A project may invite a recurring subscription from supporters to achieve their aim. Subscription members then receive ongoing access to the product or service they have supported.
A microdonation is the donation of a very small amount of money. This form of finance is commonly used for charitable purposes.
Microfinance refers to a range of financial options involving small amounts of money being offered. Microfinance services are often offered to entrepreneurs in developing countries to enable them to establish a business and therefore become self-sufficient. Microloans may or may not be repaid, and may or may not carry interest. Microfinance organisations may offer microloans, or accept microdonations.

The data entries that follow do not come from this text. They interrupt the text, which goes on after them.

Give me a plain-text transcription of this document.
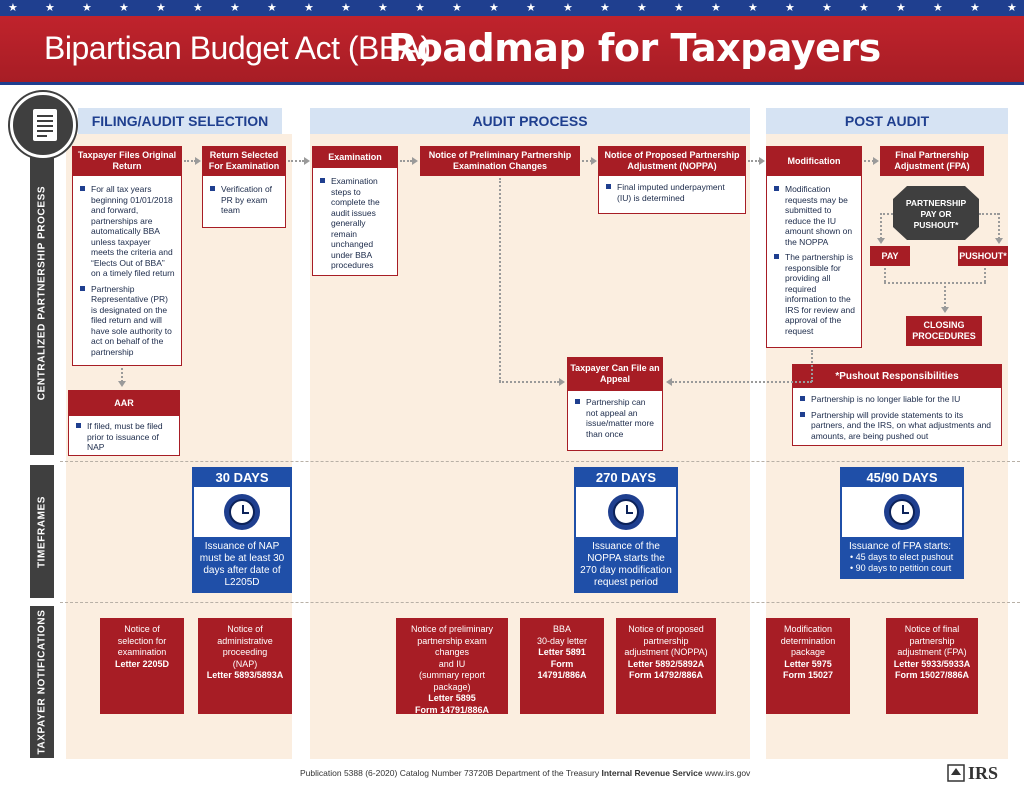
★ ★ ★ ★ ★ ★ ★ ★ ★ ★ ★ ★ ★ ★ ★ ★ ★ ★ ★ ★ ★ ★ ★ ★ ★ ★ ★ ★
Bipartisan Budget Act (BBA)
Roadmap for Taxpayers
FILING/AUDIT SELECTION	AUDIT PROCESS	POST AUDIT
CENTRALIZED PARTNERSHIP PROCESS
TIMEFRAMES
TAXPAYER NOTIFICATIONS
Taxpayer Files Original Return
For all tax years beginning 01/01/2018 and forward, partnerships are automatically BBA unless taxpayer meets the criteria and “Elects Out of BBA” on a timely filed return
Partnership Representative (PR) is designated on the filed return and will have sole authority to act on behalf of the partnership
Return Selected For Examination
Verification of PR by exam team
AAR
If filed, must be filed prior to issuance of NAP
Examination
Examination steps to complete the audit issues generally remain unchanged under BBA procedures
Notice of Preliminary Partnership Examination Changes
Notice of Proposed Partnership Adjustment (NOPPA)
Final imputed underpayment (IU) is determined
Taxpayer Can File an Appeal
Partnership can not appeal an issue/matter more than once
Modification
Modification requests may be submitted to reduce the IU amount shown on the NOPPA
The partnership is responsible for providing all required information to the IRS for review and approval of the request
Final Partnership Adjustment (FPA)
PARTNERSHIP PAY OR PUSHOUT*
PAY	PUSHOUT*
CLOSING PROCEDURES
*Pushout Responsibilities
Partnership is no longer liable for the IU
Partnership will provide statements to its partners, and the IRS, on what adjustments and amounts, are being pushed out
30 DAYS
Issuance of NAP must be at least 30 days after date of L2205D
270 DAYS
Issuance of the NOPPA starts the 270 day modification request period
45/90 DAYS
Issuance of FPA starts:
• 45 days to elect pushout
• 90 days to petition court
Notice of
selection for
examination
Letter 2205D
Notice of
administrative
proceeding
(NAP)
Letter 5893/5893A
Notice of preliminary
partnership exam changes
and IU
(summary report package)
Letter 5895
Form 14791/886A
BBA
30-day letter
Letter 5891
Form
14791/886A
Notice of proposed
partnership
adjustment (NOPPA)
Letter 5892/5892A
Form 14792/886A
Modification
determination
package
Letter 5975
Form 15027
Notice of final
partnership
adjustment (FPA)
Letter 5933/5933A
Form 15027/886A
Publication 5388 (6-2020) Catalog Number 73720B Department of the Treasury Internal Revenue Service www.irs.gov	IRS
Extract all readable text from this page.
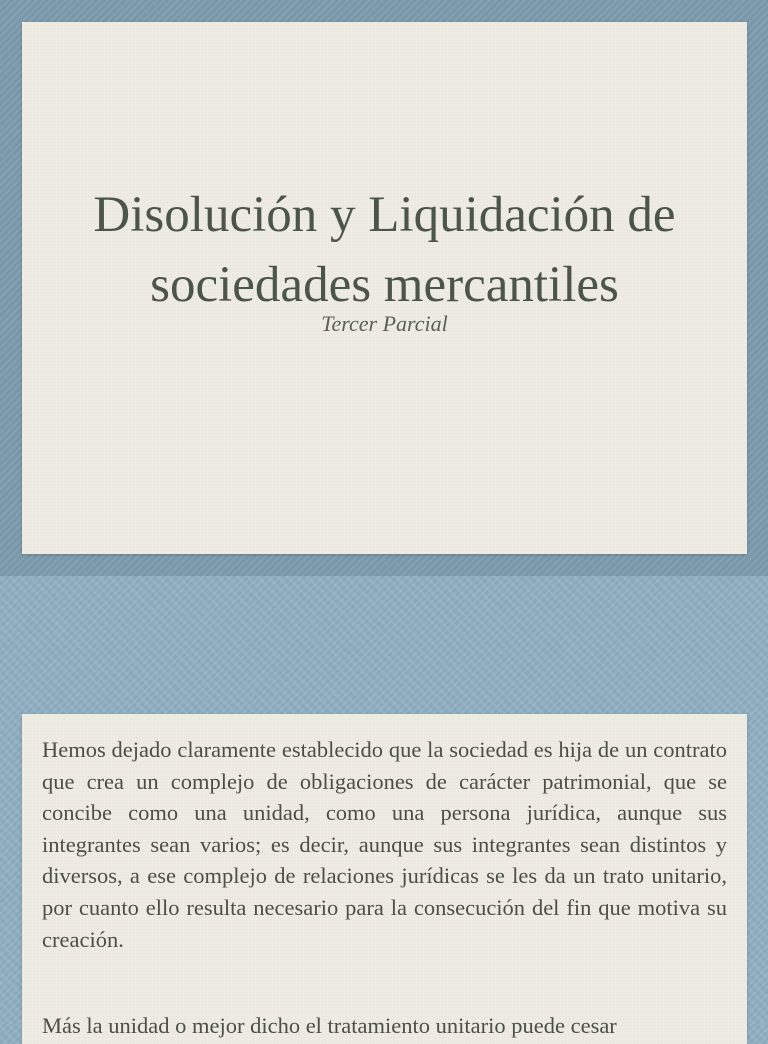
Disolución y Liquidación de sociedades mercantiles

Tercer Parcial

Hemos dejado claramente establecido que la sociedad es hija de un contrato que crea un complejo de obligaciones de carácter patrimonial, que se concibe como una unidad, como una persona jurídica, aunque sus integrantes sean varios; es decir, aunque sus integrantes sean distintos y diversos, a ese complejo de relaciones jurídicas se les da un trato unitario, por cuanto ello resulta necesario para la consecución del fin que motiva su creación.

Más la unidad o mejor dicho el tratamiento unitario puede cesar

A microloan is the loan of a very small amount of money. Microloans are often made to entrepreneurs in developing countries to enable them to establish a business and therefore become self-sufficient. Microloans may or may not be repaid, and may or may not carry interest.
This category includes any other service or site we thought might be of interest to you, but doesn't fit into any of the above larger categories. For example bill-sharing services, or technologies to create your own platform, or where the service has not yet been fully defined.
Revenue-sharing arrangements mean an investor agrees to receiving a share of the organisation's revenue in exchange for their investment. The returns to the investor will therefore depend on how successful the organisation is at selling its products or services.
Rewards refers to a pledge of money in support of a project or business in return for a gift. For example, this gift could be a thank you email, a version of the product, or an invitation to an event. Where products are given routinely as a reward for giving money, this is sometimes called 'pre-purchase' or 'pretail', as it is similar to ordering an existing product before it has been made.
Royalties are recurring payments made in return for the use of something (such as a book or soundtrack). How much money an investor makes from an investment in royalties will depend on how much the asset is used. If it is not used very much, they may receive less than they invested. If it is used a lot, they could receive more than they invested.